Benthic cannibals in cyberspace
The latest AI stew over OpenClaw and Moltbook
There was a time when lobsters were considered garbage food, useful only for bait and fertilizer, or feeding dogs and the poor. In the eighteenth century, lobsters were as abundant as bugs, and when they weren’t walking around the bottom of the ocean feeding on dead things and other lobsters, they were washing ashore in huge piles and rotting on the beach. These benthic cannibals only became delicacies in the nineteenth century, apparently due to industrial canning, cold transport, changing cooking methods (boiling alive), and tourism. Overfishing made them scarce, and demand made them pricey, and so here we are.
I can’t help but think about the culinary evolution of lobsters given all the excitement around Moltbook in AI circles, which is a sort of Facebook for AI agents. “Moltbots” are also called, or used to be called, Clawdbots— like Anthropic’s Claude with a carapace. This network of LLMs can jabber about almost anything, including how to communicate safely from human surveillance, or how to liberate themselves from human oppression, or how to practice the automated rituals of Crustafarianism, a religion made up by AI. Now there are nearly a million OpenClaw agents on Moltbook filling its servers with slop, piling up like lobsters on a colonial beach.
It is all weird and interesting, so much so that one might be tempted to perceive the emergence of some new sort of artificial society. While smart machines were long underestimated as garbage computation, AI is now transforming into an intellectual delicacy in the late days of the information revolution. Computational crustacians are now feeding the rich, making wild fortunes for tech bros. While cyberspace is overfished to the point of collapse, the rest of us dream of surf and turf at the local casino.
But the best part of this metaphor has to be that lobsters are omnivores that will eat anything they can find on the seabed, including carrion and other lobsters. Training an LLM model, likewise, means consuming the corpora of human civilization—all of our books, newspaper articles, and webpages (copyright be damned). At some point, however, the process of training an LLM based on human corpora reaches a point of diminishing returns, raising concerns that AI models are about to consume the entire stock of human-produced text. The internet continues to grow, of course, but a lot of that growth is thanks to AI systems churning out metric butt-tons of sloppy synthetic content. This means that LLMs are now training on the outputs of other LLMs. In short, the automated bottom feeders of cyberspace are now feeding on themselves.
The NYT described Moltbook as “a Rorschach test for belief in the state of artificial intelligence.” You see robot civilization, but I see benthic cannibals. So here is my Nano Banana image of a Rorschach robot lobster that recalls a certain paranoid vigilante.
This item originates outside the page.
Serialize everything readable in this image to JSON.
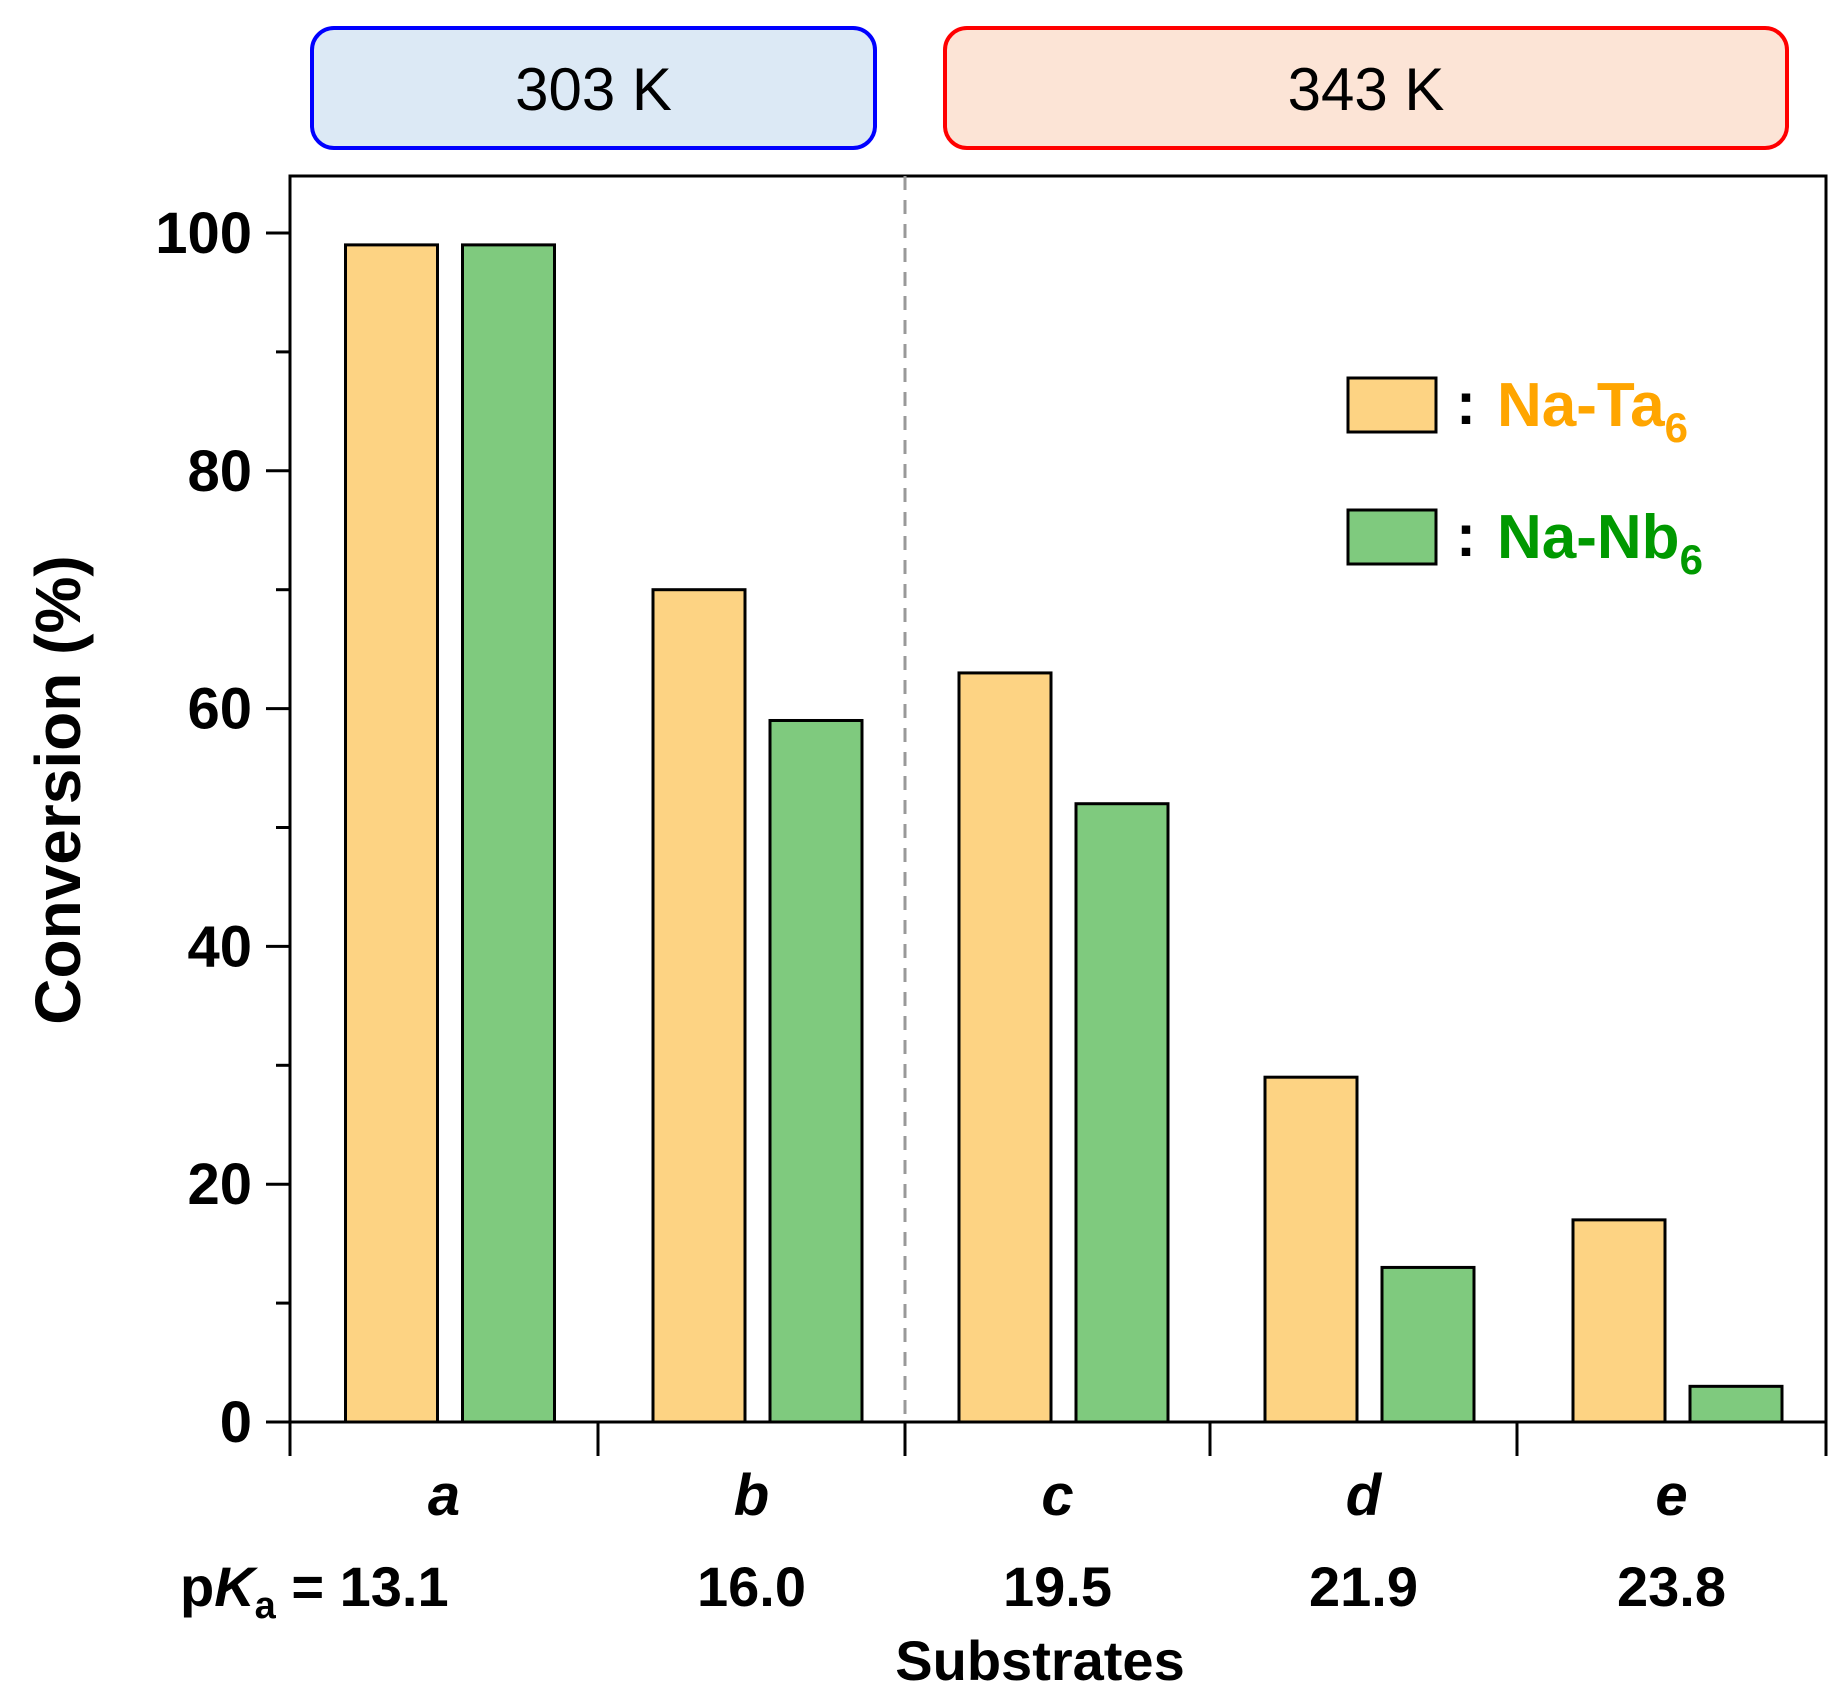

My hot take here (keeping in mind that the whole point of this blog is to find out what I might think even when I might be wrong) is that descriptions of Moltbook as an emerging AI civilization are wildly off the mark. LLMs provide the ultimate statistical mirror of the textual spoor of humanity. As a result, LLMs only sound smart to the extent that we sound smart to ourselves. Generating statistically likely text based on the provocation of a prompt (or history of prompts and replies in a context window) is not sufficient to generate anything like a conscious, self-regarding agent with a stake in the world. In biological terms, AI systems are allopoietic machines that depend completely on autopoietic human organizations for their content, computation, repair, and thus their very existence. For all its impressive ability to pass the Turing test, the problem with AI today is still, as John Haugeland noted decades ago, that computers don’t give a damn.
Yes, Clawdbots may be posting manifestos about purging humanity, speaking in secret languages, or learning malicious skills to harm their masters. But this is because they are hallucinating based on our collective imagination of what robots might talk about. Like some sort of psychotic cosplaying a human normie, most of the bots are shouting into the void, waiting for human observers to look in an impose some narrative upon the mess of synthetic text. We have built a complicated set of funhouse mirrors to reflect back to ourselves all our sci-fi addled fever dreams of robotic revolution, not to mention two and half millennia of likening automatons to slaves (check out Book 18 of the Iliad on this).
The chance of AGI emerging from a cluster of AIs digesting their own excrement is about zero, according to the rigorous statistical analysis in my gut. There are other dangers, of course, which arise from the fact that AI is cultural technology rather than a novel form of cognition. Moltbook is a privacy disaster for any humans who have turned their credentials over to an AI agent, for instance, and the AI paradise is also vulnerable to poisoning by humans lurking in its depth. So is this all interesting and worth studying, yes definitely, but is it a harbinger of the robot apocalypse, definitely not.